Во всяком случае у обоих мыслителей нет места духу секуляризма - они самую Церковь понимают, как утверждение свободы, как подлинное благовестие о свободе. Церковное сознание у обоих мыслителей притязает на то, чтобы охватить все темы, все искания духа, открывая полный для них простор, но изнутри просветляя их через освобождение от "века сего" в аскетической работе, в живом погружении в Церковь. Просветление духа есть уже действие благодатных сил Церкви - поэтому истина достижима лишь "церковно" - т. е. в Церкви, с Церковью, через Церковь. В этом пафос построения обоих мыслителей, но отсюда же и обольщение "гносеологической утопией" и несколько поспешное осуждение "рационализма". Вообще мы лишь на пороге "христианской философии", хотя оба мыслителя по истине - христианские философы.
Любопытно отметить и ту общую черту обоих мыслителей, что им обоим чуждо то "теургическое беспокойство", которое мы отмечали у Чаадаева. Мы увидим прорастание его в русском радикализме, начиная с Герцена. И Хомяков и Киреевский чужды теургическому беспокойству, а К. Аксаков, как мы сейчас увидим, облек это даже в знаменательную формулу аполитизма, к чему не раз позже склонялась русская мысль.

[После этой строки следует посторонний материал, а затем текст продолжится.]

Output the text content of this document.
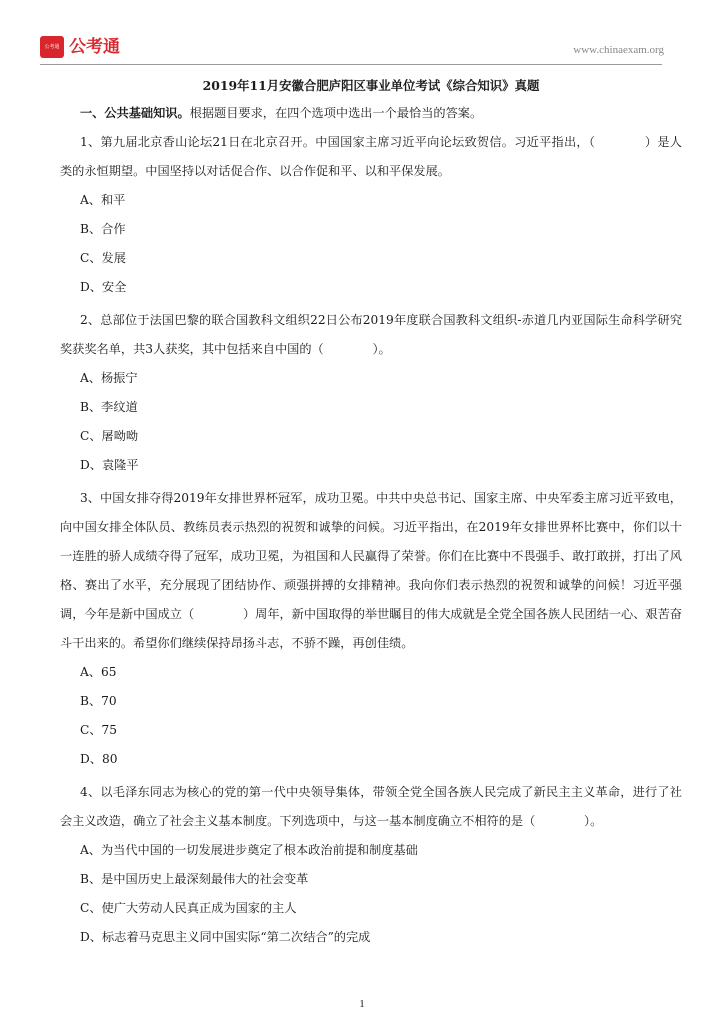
公考通 公考通	www.chinaexam.org

2019年11月安徽合肥庐阳区事业单位考试《综合知识》真题

一、公共基础知识。根据题目要求，在四个选项中选出一个最恰当的答案。

1、第九届北京香山论坛21日在北京召开。中国国家主席习近平向论坛致贺信。习近平指出，（　　　　）是人类的永恒期望。中国坚持以对话促合作、以合作促和平、以和平保发展。

A、和平

B、合作

C、发展

D、安全

2、总部位于法国巴黎的联合国教科文组织22日公布2019年度联合国教科文组织-赤道几内亚国际生命科学研究奖获奖名单，共3人获奖，其中包括来自中国的（　　　　）。

A、杨振宁

B、李纹道

C、屠呦呦

D、袁隆平

3、中国女排夺得2019年女排世界杯冠军，成功卫冕。中共中央总书记、国家主席、中央军委主席习近平致电，向中国女排全体队员、教练员表示热烈的祝贺和诚挚的问候。习近平指出，在2019年女排世界杯比赛中，你们以十一连胜的骄人成绩夺得了冠军，成功卫冕，为祖国和人民赢得了荣誉。你们在比赛中不畏强手、敢打敢拼，打出了风格、赛出了水平，充分展现了团结协作、顽强拼搏的女排精神。我向你们表示热烈的祝贺和诚挚的问候！习近平强调，今年是新中国成立（　　　　）周年，新中国取得的举世瞩目的伟大成就是全党全国各族人民团结一心、艰苦奋斗干出来的。希望你们继续保持昂扬斗志，不骄不躁，再创佳绩。

A、65

B、70

C、75

D、80

4、以毛泽东同志为核心的党的第一代中央领导集体，带领全党全国各族人民完成了新民主主义革命，进行了社会主义改造，确立了社会主义基本制度。下列选项中，与这一基本制度确立不相符的是（　　　　）。

A、为当代中国的一切发展进步奠定了根本政治前提和制度基础

B、是中国历史上最深刻最伟大的社会变革

C、使广大劳动人民真正成为国家的主人

D、标志着马克思主义同中国实际“第二次结合”的完成

1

Киреевский действует почти неотразимо, как писатель, как человек глубокой мысли; если и можно считать его "неудачником" за то, что ему так много мешали внешние условия проявить себя, то все же то, что излучалось от его мысли, от его духовного мира, оказалось настоящим семенем, которое дало позже свой плод.
Константин Сергеевич Аксаков (1817-1860 г.)
- принадлежал сначала к кружку Н. В. Станкевича, с членами которого он всегда сохранял дружеские отношения. Но еще в студенческие годы Аксаков знакомится с философией Гегеля и со свойственной ему восторженностью становится гегельянцем - но без дани его раннему шеллингианству. По словам Чичерина, Аксаков был в это время убежден, что "русский народ преимущественно перед всеми другими призван понять Гегеля", - т. е. дать простор в себе самосознанию Абсолютного Духа. Вместе с Самариным, в это время тоже гегельянцем, Аксаков проповедует гегельянство в славянофильском его истолковании и применении.
В своей диссертации (о Ломоносове) равно как и в исторических и филологических работах, Аксаков остается очень вдумчивым и оригинальным мыслителем, - особый интерес представляет учение Аксакова о языке. В различных его высказываниях мы выделим лишь то, что диалектически связано с основными темами русской философской мысли. Имеется в виду проблему личности - т. е. вопросы антропологии; хотя Аксаков здесь не внес ничего нового сравнительно с другими славянофилами, но у него есть свой собственный подход к этим вопросам. Так же, как и Самарин, Аксаков видит пагубную двойственность в начале личности - она может идти путем самообособления, который будет вместе с тем путем саморазрушения, но может идти путем самоограничения, во имя высшего целого. Такой высшей инстанцией является уже община (русская), пламенным поэтом которой был Аксаков: "личность в русской общине, писал он, не подведена, но только лишена своего буйства, исключительности, эгоизма... личность поглощена в общине только своей эгоистической стороной, но свободна в ней, как в хоре". Эта "хоровая" жизнь личности открывает перед ней ее особый путь (т. е. охраняет своеобразие личности, дает ему простор), но подчиняет ее целому, как в хоре каждый певец поет своим голосом, но подчиняясь задачам, которые выполняет хор в целом. Защищая свободу личности в пределах жизни целого (общины), Аксаков очень четко противопоставляет социальную сферу государственной: если первая есть ценное и подлинное восполнение личности, то второе наоборот чуждо внутренней жизни личности. С этой именно точки зрения Аксаков критикует западную культуру, в которой чрезмерное развитие государственности было связано с тем, что "правда", как начало внутреннее, выразилась в законе. "Запад потому и развил законность, писал Аксаков, что чувствовал в себе недостаток правды". "На Западе, писал он, душа убывает, заменяясь усовершенствованием государственных форм, полицейским благоустройством; совесть заменяется законом, внутренние побуждения - регламентом..." Аксаков тем горячее защищал свободу человека, что идея свободы имела и для него не внешний смысл, а была связана с религиозным началом.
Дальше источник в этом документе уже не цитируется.